Par exemple "beau" ce serait quoi ? Une invitation à en rester là. Qu'on refuse. Ça paradoxalement dont je suis écarté séparé sans équivoque et qui pourtant me touche. Ça que j'ai pourtant vraiment et qui manque encore. Ça simplement d'autonome et donné là, qui ne se montre pas, qui ne demande rien. Comme pris d'emblée, ou peut-être qui me prend, comme n'importe quel autre mais juste moi. Justement non, ça ne me prend pas non plus. Sinon cette sorte de mélancolie active et qui prend dans l'écart comme d'un écart perdu sans vraiment savoir.


Mélancolie - ce genre de chose - dans une organisation nouvelle comme d'un désordre perdu au moment plein où s'articulent apparition et disparition.


Ça dit comme parfois on peut se sentir piégé, mal contenu dans ce qui est compris. Ce qu'on en pense, qu'est-ce qu'on en fait ?


Des histoires de sirènes ou fées des eaux auxquelles on ne croit plus mais qui restent quand même et attendent, in-crues, elles disent, et c'est presque tant mieux. A dit se souvenir de déjà tout ce qui a été dit, et aussi encore de Rien. Z. dit qu'il n'y a pas - qu'il n'y a jamais eu - de territoires vierges à investir mais de la place à re f a i re dans le vacarme déjà-su des savoirs.


26 sorties, de A à Z.


26 prothèses de fin.


Un nom seulement : Alice. Une allusion costumée d'un déguisement historique. Une sorte de fée, mi-femme mi autre chose. Potentiellement un personnage. Comme un refuge - peut-être un piège - par lequel chacun passe à tour de rôle.

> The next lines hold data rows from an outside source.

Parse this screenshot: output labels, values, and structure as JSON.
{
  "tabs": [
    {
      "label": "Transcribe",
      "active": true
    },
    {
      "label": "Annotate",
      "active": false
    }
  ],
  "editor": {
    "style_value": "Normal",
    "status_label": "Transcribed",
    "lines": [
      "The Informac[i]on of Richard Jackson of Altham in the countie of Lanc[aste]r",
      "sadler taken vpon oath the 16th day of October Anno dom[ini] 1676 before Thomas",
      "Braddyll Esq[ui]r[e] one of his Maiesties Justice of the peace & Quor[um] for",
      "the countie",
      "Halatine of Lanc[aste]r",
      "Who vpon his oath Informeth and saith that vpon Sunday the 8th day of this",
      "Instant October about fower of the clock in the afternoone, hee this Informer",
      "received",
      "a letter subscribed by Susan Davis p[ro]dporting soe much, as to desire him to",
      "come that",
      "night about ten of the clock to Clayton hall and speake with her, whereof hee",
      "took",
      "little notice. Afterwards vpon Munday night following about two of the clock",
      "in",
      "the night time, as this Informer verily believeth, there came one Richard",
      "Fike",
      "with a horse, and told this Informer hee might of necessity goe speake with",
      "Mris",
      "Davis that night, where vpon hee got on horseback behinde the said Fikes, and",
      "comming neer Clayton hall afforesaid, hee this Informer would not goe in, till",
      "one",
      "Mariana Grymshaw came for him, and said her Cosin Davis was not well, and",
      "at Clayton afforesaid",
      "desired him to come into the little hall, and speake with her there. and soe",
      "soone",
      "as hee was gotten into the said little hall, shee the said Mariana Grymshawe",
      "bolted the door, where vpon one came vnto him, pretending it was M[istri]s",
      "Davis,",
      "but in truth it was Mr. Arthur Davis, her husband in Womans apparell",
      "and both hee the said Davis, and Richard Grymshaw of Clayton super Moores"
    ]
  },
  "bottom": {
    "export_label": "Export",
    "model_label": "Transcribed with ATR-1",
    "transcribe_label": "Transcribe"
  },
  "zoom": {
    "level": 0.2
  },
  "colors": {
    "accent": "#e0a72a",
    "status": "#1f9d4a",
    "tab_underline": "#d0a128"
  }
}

Pour autant qu'on puisse parfois - toujours après-coup - donner une mesure à cet écart par lequel on croit travailler le sens et le monde, il est tout à fait insensé - et pour lui et pour le monde - de s'en tenir à elle ou croire le contenir par cette mesure. L'art s'interrompt à l'œuvre dans la question de la fin. Expose, représente et nie la fin dans l'œuvre. On pourrait dire ça sans vraiment en parler, ça diminue quand on en parle :


Il n'y a pas de réponse satisfaisante à la fin de la question. Peut-être un peu de repos et de sociabilité, parfois. Mais bon.


De l'un de l'autre, des ensembles qu'on fait ou qui nous font, qu'on défait et ça n'en finit pas. Un peu comme entre art et culture .

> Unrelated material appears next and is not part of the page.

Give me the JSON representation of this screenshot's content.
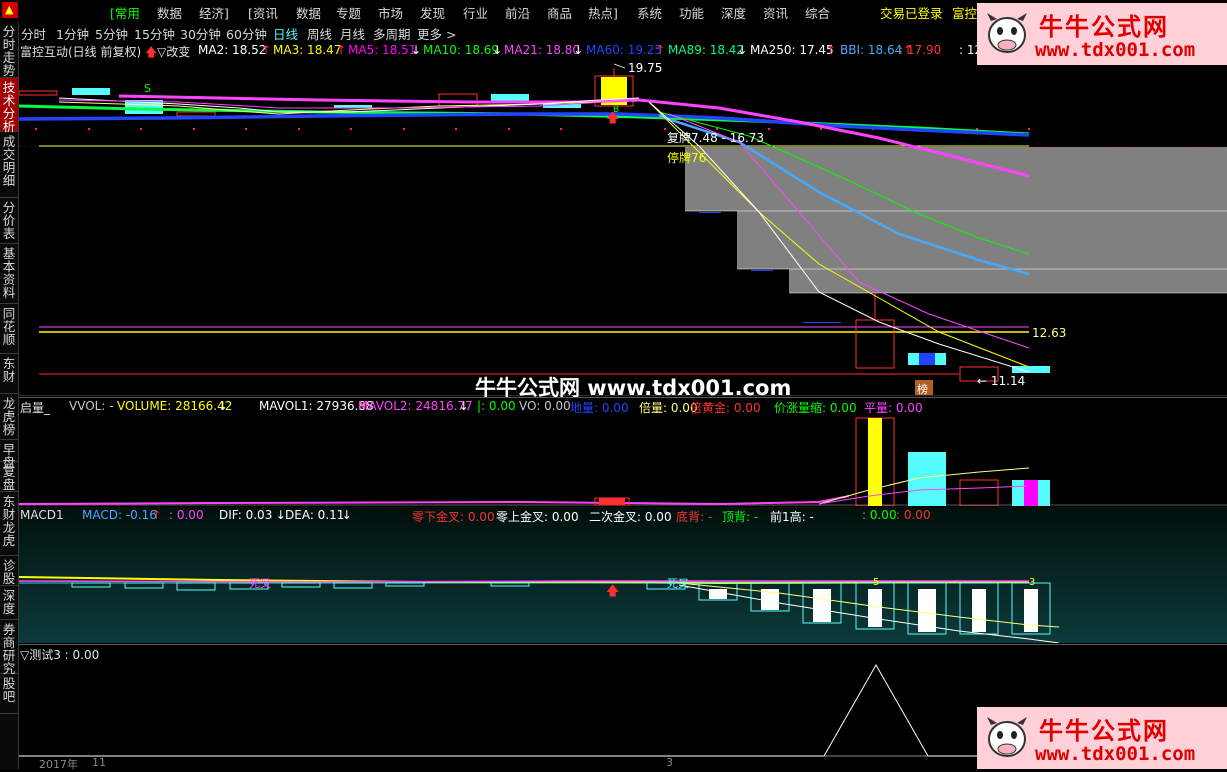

Culture fait refait du lien avec le déjà-là. Autorise des traversées communes et nous parle "ensemble", fait se parler entre eux des ensembles nommés, côtoie chacun par le monde.


Art produit de l'écart quand ça s'enferme, troue l'ensemble et parle à chacun, côtoie le monde par chacun. Rompt avec la fin un peu avant la fin - l'œuvre, l'objet - recommence puis y retourne.


Dans la représentation du toujours même conflit d'un au nombre, qui n'appelle pas d'apaisement par lui-même. Ça ne va pas du silence vers le bruit. Ça ne vient pas emplir ce désert mais s'en faire un. Ça dit venir du bruit, comme vider l'espace d'un plein antérieur. Ça dit vouloir parler jusqu'au livre.


Il s'agit encore, et peut-être comme à chaque fois qu'a lieu effectivement l'effort qu'on pousse ici, d'une tentative de conciliation dans cette tension à force presque "monstrueuse" entre appel d'Art et goût du spectacle. Cet écart en soi-même. Enlever le presque.


On sait bien qu'il s'agît presque chaque fois qu'un enjeu nous parle d'une tentative nouvelle, sorte d'organisation momentanée dans l'ordre en question d'un désord re particulier. L'un complète l'autre dans des temps et rapport au monde différent. Je ne crois pas que ce soit si naïf de le déclarer. Une sorte d'ordre reconnaissable d'une part, qu'on travaille à organiser encore et transmettre et un comme bordel optimiste de l'autre, mettons. Dans le monde, hors le monde, ça côtoie le monde. Pour s'agacer quelques certitudes et l'arrêt, le temps du jeu. Puis ça s'arrête.